From the glow of dawn to the brilliance of midday, from the cast of twilight to the exuberance of sunset, the constantly changing color of natural light is part of our existence. As I explained in my previous post, there is no formal definition of "true" color. When we view objects under different types of light sources, we notice differences both in the light itself and in the way surfaces are rendered under these different light sources. Whether the light comes from a natural or an artificial source, each spectral distribution distorts colors. Color quality remains very subjective, and the existing measures of color quality created to allow comparing and evaluating light sources are far from perfect.
As I hinted above, the color quality of light has two parts. The most obvious part is whether the light appears “warm” or “cool” and is expressed by the Color Temperature of the source. The other part is the ability to reveal the relationship between colors and is referred to as the Color Rendering of the source.
The Color Temperature of a light source describes the color of white light, its yellowness or blueness, its warmth or coolness. The term temperature refers to the real temperature of a physics concept called ‘black body’. The everyday equivalent of this concept can be seen in materials such as iron, which gradually glows when heated. Their color change as a function of temperature: first red, then orange, then yellow up through white and blue. The temperature of the material which corresponds to those colors is termed the color temperature, and is measured in degrees Kelvin (K) on an absolute temperature scale.
The Color Temperature does not define how natural or unnatural the colors of objects will appear when lighted by the source. Two light sources can have the same Color Temperature, but render colors very differently. For example, fluorescent lamp may have about the same Color Temperature as do high power incandescent lamps, but they have far less red energy in their spectrum. Therefore, red colors will not appear as bright as they would under incandescent lighting.
To help indicate how colors will appear under different lighting conditions, a measure has been adopted to assist in comparing between different light sources. Called the Color Rendering Index (CRI), it is a relative comparison between a light source and a reference source.

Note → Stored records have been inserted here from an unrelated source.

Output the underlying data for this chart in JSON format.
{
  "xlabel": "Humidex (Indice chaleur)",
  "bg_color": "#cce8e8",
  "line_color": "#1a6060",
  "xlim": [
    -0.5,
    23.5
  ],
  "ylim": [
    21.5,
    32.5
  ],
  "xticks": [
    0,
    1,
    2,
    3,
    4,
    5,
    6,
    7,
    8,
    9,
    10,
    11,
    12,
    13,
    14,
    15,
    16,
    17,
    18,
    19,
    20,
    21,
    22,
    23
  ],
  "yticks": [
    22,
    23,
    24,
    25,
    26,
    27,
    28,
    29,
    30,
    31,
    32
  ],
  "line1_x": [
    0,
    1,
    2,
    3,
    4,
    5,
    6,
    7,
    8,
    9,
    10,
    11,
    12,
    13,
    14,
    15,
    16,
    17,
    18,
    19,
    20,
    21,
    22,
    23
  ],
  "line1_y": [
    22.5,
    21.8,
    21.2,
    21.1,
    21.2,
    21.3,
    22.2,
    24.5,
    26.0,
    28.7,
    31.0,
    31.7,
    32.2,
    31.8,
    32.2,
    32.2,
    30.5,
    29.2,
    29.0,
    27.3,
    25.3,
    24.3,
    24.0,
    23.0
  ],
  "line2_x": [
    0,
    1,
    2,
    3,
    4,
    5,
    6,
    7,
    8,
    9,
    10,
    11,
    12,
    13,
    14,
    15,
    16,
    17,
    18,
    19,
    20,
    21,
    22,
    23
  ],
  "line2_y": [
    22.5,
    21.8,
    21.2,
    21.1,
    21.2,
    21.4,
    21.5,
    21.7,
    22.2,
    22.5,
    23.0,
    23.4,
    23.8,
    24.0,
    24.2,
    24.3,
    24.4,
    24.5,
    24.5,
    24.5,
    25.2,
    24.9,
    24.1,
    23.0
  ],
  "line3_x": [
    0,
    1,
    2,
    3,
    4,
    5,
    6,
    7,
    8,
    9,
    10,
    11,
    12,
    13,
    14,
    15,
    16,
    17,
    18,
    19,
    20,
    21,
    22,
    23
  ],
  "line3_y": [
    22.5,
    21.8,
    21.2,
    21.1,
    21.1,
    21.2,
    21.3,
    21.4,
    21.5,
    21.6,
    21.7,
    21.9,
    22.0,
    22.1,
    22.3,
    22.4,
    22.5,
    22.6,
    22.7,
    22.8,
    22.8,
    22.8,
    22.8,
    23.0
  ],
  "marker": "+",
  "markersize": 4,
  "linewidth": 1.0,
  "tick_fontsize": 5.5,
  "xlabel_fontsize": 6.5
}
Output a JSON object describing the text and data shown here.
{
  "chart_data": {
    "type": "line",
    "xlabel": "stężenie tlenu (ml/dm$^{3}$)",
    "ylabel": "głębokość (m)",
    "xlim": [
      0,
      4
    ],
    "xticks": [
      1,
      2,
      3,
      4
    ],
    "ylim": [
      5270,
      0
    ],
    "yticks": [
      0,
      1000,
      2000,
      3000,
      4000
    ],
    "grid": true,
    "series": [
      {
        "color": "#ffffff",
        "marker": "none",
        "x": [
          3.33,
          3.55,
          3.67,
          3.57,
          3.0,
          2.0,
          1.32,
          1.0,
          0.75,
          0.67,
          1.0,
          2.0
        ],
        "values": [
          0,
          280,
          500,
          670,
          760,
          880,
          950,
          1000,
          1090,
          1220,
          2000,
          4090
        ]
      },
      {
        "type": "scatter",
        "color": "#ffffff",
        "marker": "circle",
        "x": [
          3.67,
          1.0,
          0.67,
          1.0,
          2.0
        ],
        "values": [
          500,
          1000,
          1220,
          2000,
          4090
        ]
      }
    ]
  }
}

A simple definition of CRI would be how an artificial light source shifts the location of eight specified colors as compared to the same colors lighted by a reference source of the same Color Temperature. If there is no change in appearance, the light source is by definition given a CRI of 100. From 2000K to 5000K, the reference source is the ‘black body’ and above 5000K, it is an agreed upon form of daylight.
There are several limitations to CRI. First of all, it is a simple scalar value and it is difficult to believe that a single measure can reveal everything about the quality of a light source. Light is a rich space of hue, saturation and brightness, in which light sources with vastly different spectral distributions can have identical CRI values yet render colors in very different ways.

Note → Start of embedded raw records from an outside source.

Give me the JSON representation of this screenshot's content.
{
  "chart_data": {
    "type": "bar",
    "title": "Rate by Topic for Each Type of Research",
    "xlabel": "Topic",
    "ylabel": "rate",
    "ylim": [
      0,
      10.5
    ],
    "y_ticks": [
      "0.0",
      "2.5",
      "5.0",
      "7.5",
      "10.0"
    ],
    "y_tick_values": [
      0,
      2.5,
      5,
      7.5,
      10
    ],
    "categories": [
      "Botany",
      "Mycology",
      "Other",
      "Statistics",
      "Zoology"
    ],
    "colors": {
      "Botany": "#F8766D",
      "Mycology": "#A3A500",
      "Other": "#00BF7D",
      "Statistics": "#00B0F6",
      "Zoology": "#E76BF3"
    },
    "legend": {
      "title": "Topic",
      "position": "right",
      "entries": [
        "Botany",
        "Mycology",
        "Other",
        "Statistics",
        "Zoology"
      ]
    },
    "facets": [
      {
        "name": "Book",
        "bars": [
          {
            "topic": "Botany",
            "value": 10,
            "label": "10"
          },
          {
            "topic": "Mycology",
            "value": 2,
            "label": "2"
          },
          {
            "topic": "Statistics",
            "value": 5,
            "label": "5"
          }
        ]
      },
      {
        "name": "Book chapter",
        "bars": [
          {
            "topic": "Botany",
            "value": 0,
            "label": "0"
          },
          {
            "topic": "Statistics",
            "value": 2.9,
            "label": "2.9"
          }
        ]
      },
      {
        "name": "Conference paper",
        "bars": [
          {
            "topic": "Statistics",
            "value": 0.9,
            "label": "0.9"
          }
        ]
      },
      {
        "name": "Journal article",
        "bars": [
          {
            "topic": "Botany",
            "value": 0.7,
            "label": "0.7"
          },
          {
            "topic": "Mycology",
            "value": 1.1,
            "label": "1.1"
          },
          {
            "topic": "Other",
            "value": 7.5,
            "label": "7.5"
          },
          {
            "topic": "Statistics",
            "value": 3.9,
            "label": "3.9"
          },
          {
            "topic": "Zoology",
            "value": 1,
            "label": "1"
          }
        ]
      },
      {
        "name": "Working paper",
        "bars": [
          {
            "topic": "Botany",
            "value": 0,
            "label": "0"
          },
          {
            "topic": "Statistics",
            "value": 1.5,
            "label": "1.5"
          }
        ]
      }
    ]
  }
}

Because it contains substantial distortion, especially in the red region, the color space used for CRI calculations has become obsolete. With only eight colors, the set of reference colors provides a rather reductive sample of colors given the breadth of the visible spectrum. Furthermore, it lacks the richer saturated colors, even if observation reveals that the most dramatic color shifts occur in the saturated colors!

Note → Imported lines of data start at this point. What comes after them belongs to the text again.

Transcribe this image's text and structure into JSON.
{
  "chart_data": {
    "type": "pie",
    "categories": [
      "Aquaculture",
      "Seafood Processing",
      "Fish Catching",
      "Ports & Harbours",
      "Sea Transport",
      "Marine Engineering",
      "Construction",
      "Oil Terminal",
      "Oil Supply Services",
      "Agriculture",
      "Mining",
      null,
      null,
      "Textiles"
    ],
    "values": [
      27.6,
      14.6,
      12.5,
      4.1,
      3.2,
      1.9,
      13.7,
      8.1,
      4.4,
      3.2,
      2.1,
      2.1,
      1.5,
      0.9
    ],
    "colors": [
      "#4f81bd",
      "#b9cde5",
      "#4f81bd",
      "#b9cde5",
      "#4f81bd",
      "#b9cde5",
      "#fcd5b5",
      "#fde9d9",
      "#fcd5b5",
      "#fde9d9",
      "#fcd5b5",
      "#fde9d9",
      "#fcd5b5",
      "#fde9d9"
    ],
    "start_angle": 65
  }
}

A common misunderstanding is that high CRI means that the light source will render all colors well. This is not the case. CRI is measured only with respect to a reference source. For the comparison to makes sense, the reference must be the closest in color to the source being tested.
Another mistaken impression is that a higher CRI value comes closest to approximating natural daylight, but this is incorrect. There is no single measure of natural daylight as the color of the sky and the light from it can vary significantly over the course of a day and according to the viewer position.
Incandescent lamps have a CRI rating of 100, yet are far from ideal for color rendering. Their CRI value simply means that the 8 color samples look exactly the same as they would under a "black body" radiator at 2700K. But at this Color Temperature incandescent lamps are far too weak at the blue end of the spectrum, making it almost impossible to distinguish between various shades of blue. The same can be said for light sources with Color Temperature above 6000K as they are too weak in the red end of the spectrum, making reds and oranges appear similar. The northern sky with its 7500K and a CRI of 100 is not a good color rendering light source either. An “ideal” light source for color rendering will have both a Color Temperature similar to daylight, i.e. in the 5000-6000K range, and a high CRI value.
In a way, the CRI measurement method attempts to quantify a subjective notion, and as many such attempts is far from giving reliable results. To further support the subjective nature of CRI, in one study LED light sources were compared to reference light sources. It turned out the LED light sources were preferred over halogen and incandescent light sources for overall color appearance and that CRI had no correlation to people’s color preference.
To avoid specious marketing strategies, the educated consumer need only remember that Color Temperature isn't by itself a metric of performance. It is typically a specification of the type of light source, and is used to describe the color of white light.
On the other hand, the Color Rendering Index is the metric used to compare the color quality of light sources until a new and accepted measure is developed. However, CRI is controversial and presents several deficiencies, especially with respect to LED sources.